Peristiwa seperti itu, bahkan dapat dijumpai diberbagai Masjid. Seolah yang harus menjadi penertib di Masjid hanya Pengurus Masjid atau Imam, atau Marbot.
Saya pun jarang mendengar ada ceramah dan kultum, yang mendidik anak-anak, remaja, hingga orangtua agar menjadi pribadi yang tertib dan menertibkan di lingkungan Masjid.
Menertibkan diri sendiri. Membantu menertibkan anak-anak, remaja, dan orangtua yang tidak tertib, mulai dari yang di samping kiri dan kanan saf, mau pun di depan atau belakang saf. Bukan diam mematung, tidak risih, tidak ada reaksi, tidak peduli. Untuk apa datang dan beribadah di Masjid bila hidup hanya untuk diri sendiri?

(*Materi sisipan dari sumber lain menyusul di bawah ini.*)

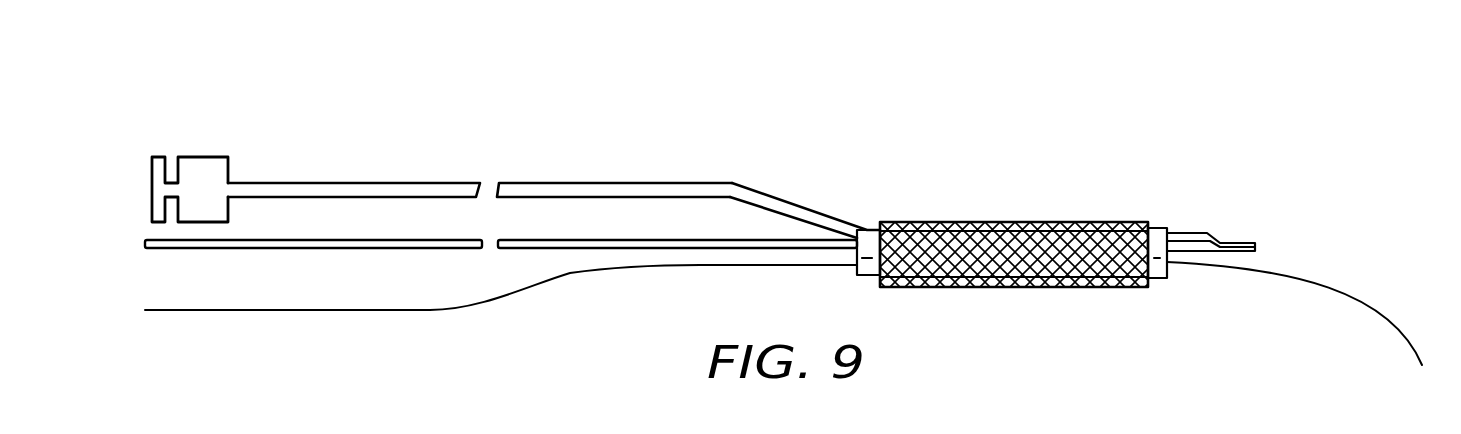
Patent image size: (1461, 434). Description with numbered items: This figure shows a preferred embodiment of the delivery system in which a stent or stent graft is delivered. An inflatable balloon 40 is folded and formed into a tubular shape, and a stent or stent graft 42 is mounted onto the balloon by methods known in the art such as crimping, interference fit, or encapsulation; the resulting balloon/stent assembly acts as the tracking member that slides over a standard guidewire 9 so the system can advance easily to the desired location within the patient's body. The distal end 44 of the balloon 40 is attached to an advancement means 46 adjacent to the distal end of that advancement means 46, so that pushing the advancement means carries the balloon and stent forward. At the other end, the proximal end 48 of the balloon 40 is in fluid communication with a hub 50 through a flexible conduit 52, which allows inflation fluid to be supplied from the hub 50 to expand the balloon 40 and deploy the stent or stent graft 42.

The guidewire 9 is at (1332, 283).
The inflatable balloon 40 is at (1018, 238).
The stent or stent graft 42 is at (1050, 287).
The distal end of balloon 44 is at (1160, 228).
The advancement means 46 is at (393, 250).
The proximal end of balloon 48 is at (789, 205).
The hub 50 is at (212, 170).
The flexible conduit 52 is at (406, 182).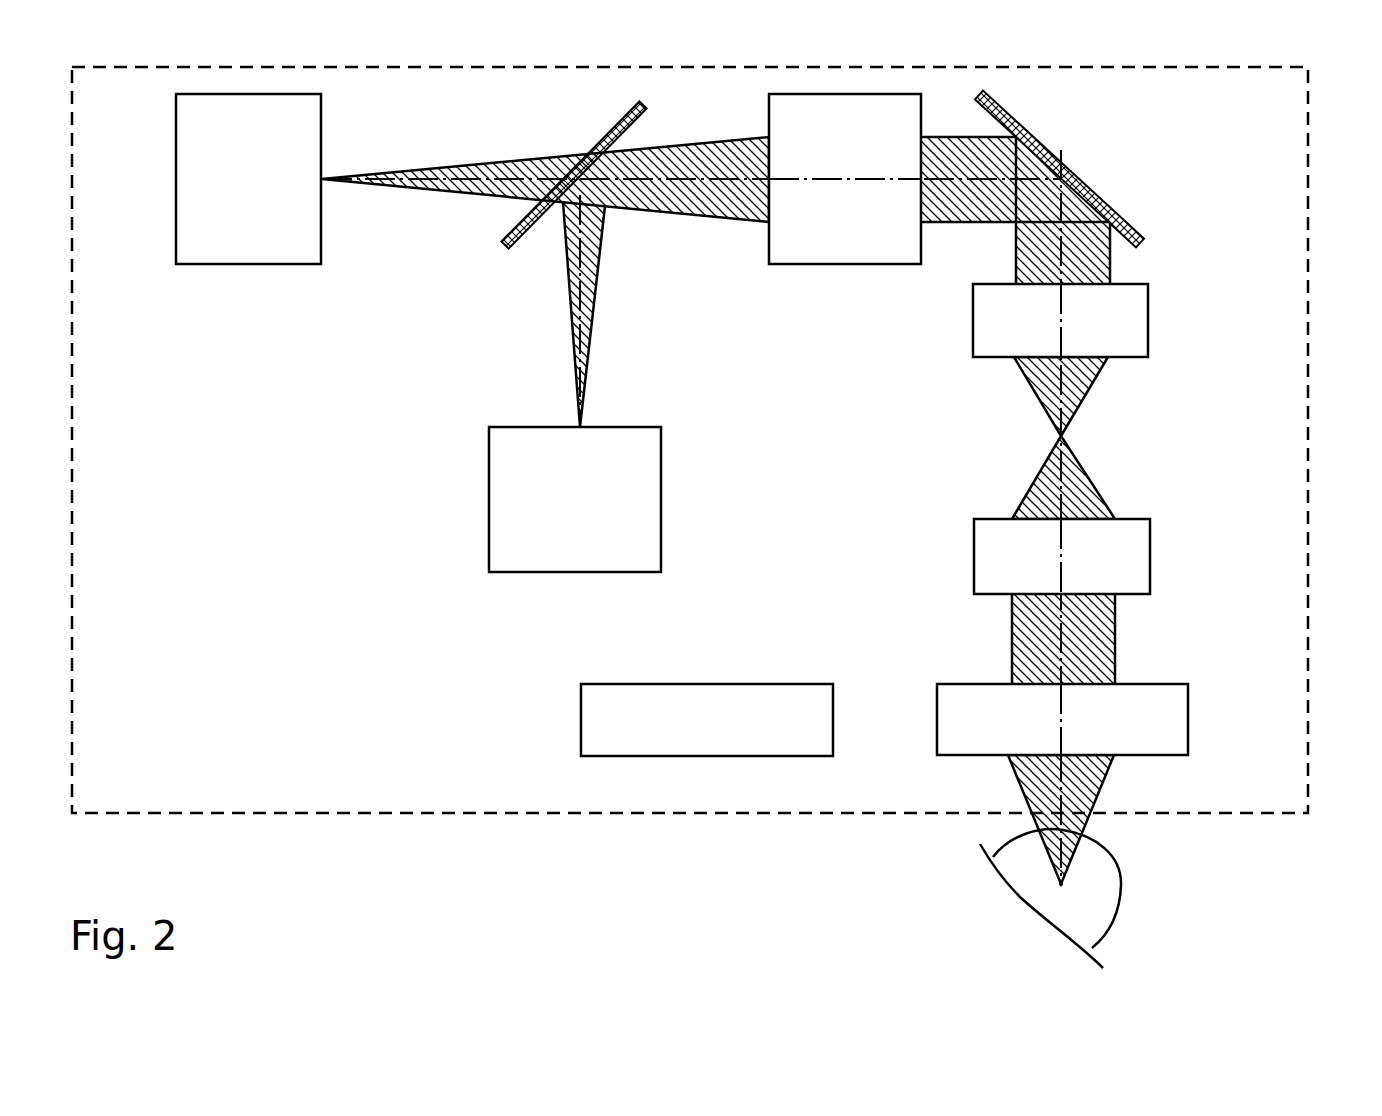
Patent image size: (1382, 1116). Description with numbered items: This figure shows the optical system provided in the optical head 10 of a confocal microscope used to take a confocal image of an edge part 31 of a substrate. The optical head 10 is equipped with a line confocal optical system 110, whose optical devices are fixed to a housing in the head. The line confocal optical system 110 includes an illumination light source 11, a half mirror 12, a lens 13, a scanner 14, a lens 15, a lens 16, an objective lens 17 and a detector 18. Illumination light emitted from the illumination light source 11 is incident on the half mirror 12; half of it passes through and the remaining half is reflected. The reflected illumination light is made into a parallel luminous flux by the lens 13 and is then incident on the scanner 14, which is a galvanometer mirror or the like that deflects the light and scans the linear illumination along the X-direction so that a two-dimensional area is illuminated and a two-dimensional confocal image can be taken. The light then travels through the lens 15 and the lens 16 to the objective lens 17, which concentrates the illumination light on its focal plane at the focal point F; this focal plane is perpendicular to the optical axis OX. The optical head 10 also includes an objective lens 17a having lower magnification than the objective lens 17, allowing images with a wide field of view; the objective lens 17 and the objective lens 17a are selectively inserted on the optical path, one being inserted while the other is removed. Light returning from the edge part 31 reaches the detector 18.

The optical head 10 is at (1310, 83).
The line confocal optical system 110 is at (374, 651).
The illumination light source 11 is at (635, 425).
The half mirror 12 is at (506, 250).
The lens 13 is at (865, 265).
The scanner 14 is at (1010, 116).
The lens 15 is at (1150, 320).
The lens 16 is at (1152, 556).
The objective lens 17 is at (1190, 720).
The objective lens 17a is at (835, 718).
The detector 18 is at (277, 265).
The optical axis OX is at (1040, 397).
The focal point F is at (1060, 885).
The edge part 31 is at (1118, 892).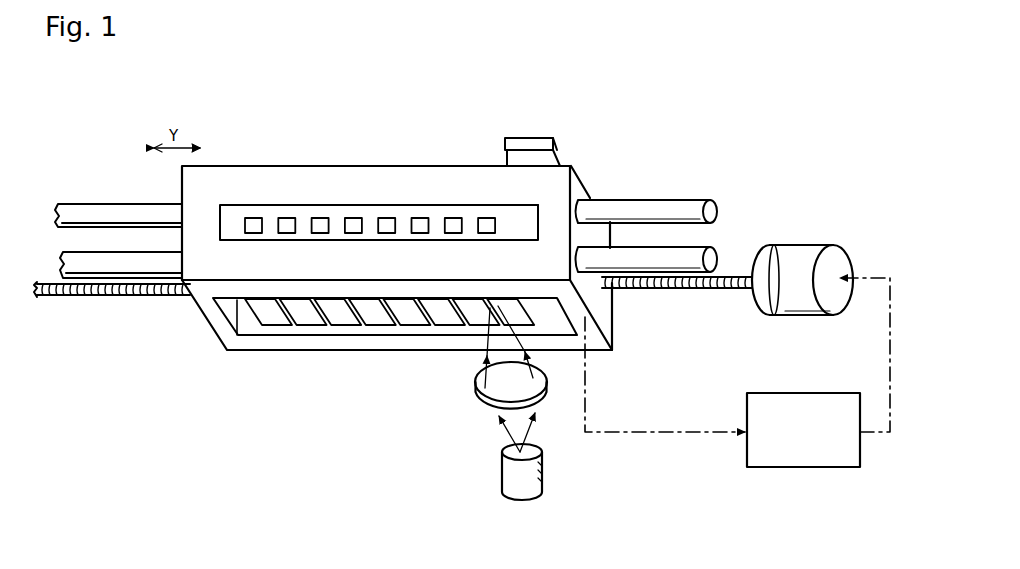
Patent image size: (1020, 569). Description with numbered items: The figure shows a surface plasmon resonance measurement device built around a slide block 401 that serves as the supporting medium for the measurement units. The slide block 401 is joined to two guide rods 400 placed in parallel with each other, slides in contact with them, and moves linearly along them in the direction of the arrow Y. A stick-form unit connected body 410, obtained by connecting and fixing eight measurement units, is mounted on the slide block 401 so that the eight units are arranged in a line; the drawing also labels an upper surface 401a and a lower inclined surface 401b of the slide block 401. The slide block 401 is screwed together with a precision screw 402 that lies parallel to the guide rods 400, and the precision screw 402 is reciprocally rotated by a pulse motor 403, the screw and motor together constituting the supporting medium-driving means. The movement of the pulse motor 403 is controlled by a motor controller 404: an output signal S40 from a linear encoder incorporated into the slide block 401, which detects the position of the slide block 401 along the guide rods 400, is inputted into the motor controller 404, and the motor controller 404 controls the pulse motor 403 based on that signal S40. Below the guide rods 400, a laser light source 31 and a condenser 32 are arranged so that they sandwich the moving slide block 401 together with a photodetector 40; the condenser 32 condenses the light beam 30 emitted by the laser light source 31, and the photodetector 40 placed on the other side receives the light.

The slide block 401 is at (343, 163).
The unit connected body 410 is at (234, 211).
The upper surface of housing 401a is at (516, 206).
The lower inclined surface of housing 401b is at (233, 322).
The photodetector 40 is at (534, 137).
The guide rod 400 is at (640, 256).
The precision screw 402 is at (666, 290).
The pulse motor 403 is at (790, 313).
The motor controller 404 is at (782, 468).
The output signal S40 is at (640, 430).
The condenser lens 32 is at (478, 403).
The light beam 30 is at (505, 438).
The laser light source 31 is at (503, 480).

Kedua, seharusnya seluruh Umat Muslim bersyukur, saat Masjid-masjid diramaikan oleh kehadiran anak-anak dan remaja. Mereka adalah generasi sujud kita. Tidak semua anak-anak senang ke masjid, dan apabila mereka sudah senang ke masjid, kita tidak menjadikan mereka benci masjid gegara ada pengurus Masjid atau Imam atau Marbot yang memarahi mereka karena membuat suasan gaduh, tidak nyaman, ibadah menjadi tidak khusu.
Jangan pernah anggap mereka sebagai pengganggu karena diri kita sendiri tidak terdidik dan memiliki kompetensi bagaimana menjadi orang yang tertib. Lalu, memiliki sumbangsih ikut menjadi penertib yang benar dan baik. Bukan menjadi orang yang tidak bereaksi, tidak peduli, diam, di sekililing saf kita tidak kondusif.
Bila diidentifikasi lebih tajam, selain para makmum, jamaah yang belum berhasil dan terdidik hingga memiliki kompetensi membantu menertibkan kegaduhan di Masjid, para makmum (bapak dan ibu) yang justru berangkat ke Masjid dengan putra-putrinya, malah menjadi penyebab, suasana masjid gaduh, karena membiarkan putra/putrinya lepas dari pengawasannya. Bukan ditertibkan untuk tetap berada di samping kiri/kanan bapak dan ibunya.
Lebih parah, ternyata, banyaknya anak-anak yang sudah mencintai dan rajin ke Masjid, ternyata kehadiran mereka tidak bersama bapak atau ibunya, alias tidak didampingi karena bapak dan ibunya sedang bekerja/ada keperluan/atau memang tidak pernah ke Masjid.
Anak-anak yang tidak didampingi orangtua inilah yang sering terlupa dan tidak teridentifikasi, lalu dibiarkan mereka berada di Masjid, tidak ada yang mengatur atau menertibkan.
Padahal mengatasi persoalan anak-anak yang ke Masjid tidak bersama orangtua, Pengurus Masjid dapat mengatur keberadaan mereka, semisal dititipkan kepada jamaah. Tempatkan anak-anak di samping kiri atau kanan saf orangtua lain bapak atau ibu lain, untuk melindungi sekaligus membuat anak-anak menjadi tertib.